Cross Training Tips

cross training

 

Although most of us are creatures of habit, when it comes to exercise, it is good to shake up your routine and perform different workouts. By cross training, you can incorporate countless exercises without drastically having to change your routine.

 

As mentioned before, it is important to add variety to your workout routine. You see, the body adapts to your same 30-minute jog or 25-minute strength routine over time, and rather than continually making fitness gains, you enter a maintenance phase. Plus, doing the same workouts day after day can lead to overuse or potential injuries.
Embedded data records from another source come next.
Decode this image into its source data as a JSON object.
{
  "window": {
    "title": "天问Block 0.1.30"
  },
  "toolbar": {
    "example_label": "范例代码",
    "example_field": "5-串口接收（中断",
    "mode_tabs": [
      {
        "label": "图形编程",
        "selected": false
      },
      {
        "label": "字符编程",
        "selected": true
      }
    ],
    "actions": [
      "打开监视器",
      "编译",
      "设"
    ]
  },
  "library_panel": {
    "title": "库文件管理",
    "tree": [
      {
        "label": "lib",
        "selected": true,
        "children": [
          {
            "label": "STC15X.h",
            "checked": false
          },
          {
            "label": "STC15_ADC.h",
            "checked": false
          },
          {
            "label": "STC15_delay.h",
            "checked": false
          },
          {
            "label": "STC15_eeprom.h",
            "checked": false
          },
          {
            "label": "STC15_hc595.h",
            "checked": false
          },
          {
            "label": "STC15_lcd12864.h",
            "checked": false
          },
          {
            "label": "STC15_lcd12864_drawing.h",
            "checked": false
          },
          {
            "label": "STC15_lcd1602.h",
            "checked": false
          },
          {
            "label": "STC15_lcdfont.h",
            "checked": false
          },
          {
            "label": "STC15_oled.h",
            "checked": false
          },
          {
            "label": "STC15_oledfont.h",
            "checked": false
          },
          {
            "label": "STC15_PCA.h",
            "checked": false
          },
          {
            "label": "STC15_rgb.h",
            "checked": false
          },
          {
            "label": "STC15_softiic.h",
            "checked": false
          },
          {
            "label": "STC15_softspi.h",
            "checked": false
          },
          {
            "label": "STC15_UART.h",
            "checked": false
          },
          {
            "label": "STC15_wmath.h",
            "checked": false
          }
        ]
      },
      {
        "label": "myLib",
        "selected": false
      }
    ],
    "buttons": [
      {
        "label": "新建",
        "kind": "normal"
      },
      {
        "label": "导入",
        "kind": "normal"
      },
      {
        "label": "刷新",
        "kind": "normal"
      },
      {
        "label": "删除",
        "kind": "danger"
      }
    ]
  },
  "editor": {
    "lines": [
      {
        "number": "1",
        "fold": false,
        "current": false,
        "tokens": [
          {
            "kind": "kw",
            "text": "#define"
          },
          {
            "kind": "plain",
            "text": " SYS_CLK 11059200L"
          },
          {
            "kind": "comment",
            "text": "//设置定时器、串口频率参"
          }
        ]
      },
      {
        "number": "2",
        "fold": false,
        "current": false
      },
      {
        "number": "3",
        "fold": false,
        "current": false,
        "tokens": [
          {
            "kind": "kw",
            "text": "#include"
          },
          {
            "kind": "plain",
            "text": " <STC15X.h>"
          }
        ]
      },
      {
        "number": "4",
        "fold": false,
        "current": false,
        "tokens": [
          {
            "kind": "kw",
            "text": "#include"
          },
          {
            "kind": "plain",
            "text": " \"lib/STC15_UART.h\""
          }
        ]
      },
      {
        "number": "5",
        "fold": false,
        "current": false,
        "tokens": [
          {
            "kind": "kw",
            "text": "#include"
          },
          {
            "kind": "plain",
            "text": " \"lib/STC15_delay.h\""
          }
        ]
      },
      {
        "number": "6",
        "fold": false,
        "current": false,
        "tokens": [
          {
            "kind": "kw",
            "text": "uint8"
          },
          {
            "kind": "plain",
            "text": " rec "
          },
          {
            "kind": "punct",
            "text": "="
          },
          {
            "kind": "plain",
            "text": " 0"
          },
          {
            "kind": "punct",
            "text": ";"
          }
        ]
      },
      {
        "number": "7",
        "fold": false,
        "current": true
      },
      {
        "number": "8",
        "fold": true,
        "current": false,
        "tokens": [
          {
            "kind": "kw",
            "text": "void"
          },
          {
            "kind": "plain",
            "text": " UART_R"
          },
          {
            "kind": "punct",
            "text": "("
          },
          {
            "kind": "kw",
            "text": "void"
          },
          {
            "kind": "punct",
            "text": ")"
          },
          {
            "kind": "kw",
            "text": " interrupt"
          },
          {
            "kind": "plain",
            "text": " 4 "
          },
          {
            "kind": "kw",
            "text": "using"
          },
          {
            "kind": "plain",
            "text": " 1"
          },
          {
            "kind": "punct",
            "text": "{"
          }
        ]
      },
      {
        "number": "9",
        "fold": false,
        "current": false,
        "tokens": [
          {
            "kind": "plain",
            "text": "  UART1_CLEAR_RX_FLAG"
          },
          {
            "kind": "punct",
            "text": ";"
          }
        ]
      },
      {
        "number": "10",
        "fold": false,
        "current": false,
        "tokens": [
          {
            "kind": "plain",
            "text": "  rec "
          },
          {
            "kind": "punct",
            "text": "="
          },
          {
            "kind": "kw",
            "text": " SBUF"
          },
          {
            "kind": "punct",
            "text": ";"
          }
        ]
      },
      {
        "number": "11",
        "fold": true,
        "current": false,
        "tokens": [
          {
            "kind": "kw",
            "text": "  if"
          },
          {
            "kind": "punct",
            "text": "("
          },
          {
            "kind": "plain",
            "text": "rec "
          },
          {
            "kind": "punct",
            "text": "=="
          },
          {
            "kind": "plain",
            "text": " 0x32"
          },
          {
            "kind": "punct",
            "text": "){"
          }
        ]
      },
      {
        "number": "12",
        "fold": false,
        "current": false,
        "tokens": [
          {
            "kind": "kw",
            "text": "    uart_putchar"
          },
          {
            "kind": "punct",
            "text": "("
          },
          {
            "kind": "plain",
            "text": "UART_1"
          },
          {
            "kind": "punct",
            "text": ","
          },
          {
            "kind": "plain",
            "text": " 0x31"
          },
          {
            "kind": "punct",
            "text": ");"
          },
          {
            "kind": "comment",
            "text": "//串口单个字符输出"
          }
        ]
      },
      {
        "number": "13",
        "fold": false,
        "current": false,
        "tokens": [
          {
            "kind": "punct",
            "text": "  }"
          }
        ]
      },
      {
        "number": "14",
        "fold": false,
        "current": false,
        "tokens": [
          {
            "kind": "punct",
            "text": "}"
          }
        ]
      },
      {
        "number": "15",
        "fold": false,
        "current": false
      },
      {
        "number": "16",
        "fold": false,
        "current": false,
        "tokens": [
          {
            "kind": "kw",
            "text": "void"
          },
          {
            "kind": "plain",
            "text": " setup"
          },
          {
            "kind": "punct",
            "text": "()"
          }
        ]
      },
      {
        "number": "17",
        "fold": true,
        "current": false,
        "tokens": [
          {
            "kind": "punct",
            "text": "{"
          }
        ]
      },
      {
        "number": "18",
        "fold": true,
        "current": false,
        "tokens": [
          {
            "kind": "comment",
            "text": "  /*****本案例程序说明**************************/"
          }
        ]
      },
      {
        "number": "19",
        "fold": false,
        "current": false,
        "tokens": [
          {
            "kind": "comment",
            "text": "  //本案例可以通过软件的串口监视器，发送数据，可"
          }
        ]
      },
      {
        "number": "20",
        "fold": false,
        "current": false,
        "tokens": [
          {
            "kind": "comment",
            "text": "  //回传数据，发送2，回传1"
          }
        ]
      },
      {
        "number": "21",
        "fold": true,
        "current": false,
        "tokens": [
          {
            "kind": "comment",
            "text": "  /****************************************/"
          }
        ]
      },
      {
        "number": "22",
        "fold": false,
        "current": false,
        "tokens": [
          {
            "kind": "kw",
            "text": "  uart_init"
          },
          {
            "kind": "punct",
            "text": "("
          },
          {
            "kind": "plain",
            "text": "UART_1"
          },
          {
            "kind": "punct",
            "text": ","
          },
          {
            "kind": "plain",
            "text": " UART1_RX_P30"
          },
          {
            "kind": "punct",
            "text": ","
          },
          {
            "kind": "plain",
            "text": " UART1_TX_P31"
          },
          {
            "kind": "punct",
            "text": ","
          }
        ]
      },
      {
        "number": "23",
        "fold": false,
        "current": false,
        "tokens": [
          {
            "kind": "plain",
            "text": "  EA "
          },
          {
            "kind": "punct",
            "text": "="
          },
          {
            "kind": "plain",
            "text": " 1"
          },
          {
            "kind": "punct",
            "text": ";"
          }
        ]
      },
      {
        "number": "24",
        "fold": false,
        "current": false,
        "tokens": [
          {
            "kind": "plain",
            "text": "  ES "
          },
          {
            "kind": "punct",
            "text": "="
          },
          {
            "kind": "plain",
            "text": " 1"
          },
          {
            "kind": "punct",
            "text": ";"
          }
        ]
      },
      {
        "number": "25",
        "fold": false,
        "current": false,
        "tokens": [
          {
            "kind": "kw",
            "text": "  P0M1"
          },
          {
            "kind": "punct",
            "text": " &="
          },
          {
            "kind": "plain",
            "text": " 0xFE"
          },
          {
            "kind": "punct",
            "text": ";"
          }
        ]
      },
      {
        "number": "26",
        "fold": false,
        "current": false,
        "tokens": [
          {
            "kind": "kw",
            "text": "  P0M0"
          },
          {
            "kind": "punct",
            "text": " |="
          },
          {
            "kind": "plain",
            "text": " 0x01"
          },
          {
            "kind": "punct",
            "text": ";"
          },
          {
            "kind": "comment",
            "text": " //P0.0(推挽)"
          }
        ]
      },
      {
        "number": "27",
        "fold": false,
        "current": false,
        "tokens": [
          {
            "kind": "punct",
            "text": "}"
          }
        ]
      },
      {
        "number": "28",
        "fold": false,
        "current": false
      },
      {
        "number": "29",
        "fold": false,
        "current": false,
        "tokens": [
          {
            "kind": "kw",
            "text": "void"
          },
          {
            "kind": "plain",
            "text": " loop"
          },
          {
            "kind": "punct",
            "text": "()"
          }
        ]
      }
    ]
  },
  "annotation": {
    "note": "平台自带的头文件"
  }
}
The good news is that if you’re not a fan of change, you get to determine how you alter your workouts. Here are a few tips to get you started:

  1. If you’re currently performing only one modality (cardio or strength or flexibility), you should incorporate the other modalities as well. So runners need to add weight training and stretching, weightlifters need to adopt cardio and yogis need to do some cardio and strength.
  2. You don’t have to abandon routine altogether. For instance, you can run on Mondays and Wednesdays, strength train on Tuesdays and Thursdays and do yoga or Pilates on Saturdays.
  3. Cross training can fit into one workout session. You can run for 10 minutes, cycle for 10 minutes, row for 10 minutes and do some core work and stretching for 10 minutes. Done!
  4. Combining strength and cardio makes for efficient cross training. Try doing the elliptical for a few minutes, then jump off and perform two minutes of a strength training exercise with dumbbells or a resistance band, and then return to the elliptical for cardio. Continue alternating intervals for a powerful session.
  5. If you need new ideas, try a class at your health club or park district; join a walking or volleyball club; sign up for swimming or tennis lessons; check out some workout DVDs or online exercise programs; test exercise plans in fitness magazines; or hire a trainer to develop several programs for you.
  6. Don’t lose sight of the value of some non-traditional types of exercise, such as golfing, kayaking, stand-up paddleboarding, dancing and more. With cross training, the more variety, the better.

Cross training is valuable not only because it continually challenges your body in different ways, but also because it keeps your mind fresh and helps you stay motivated to be consistent with your workouts over the long haul. There are few rules with cross training, so get started today!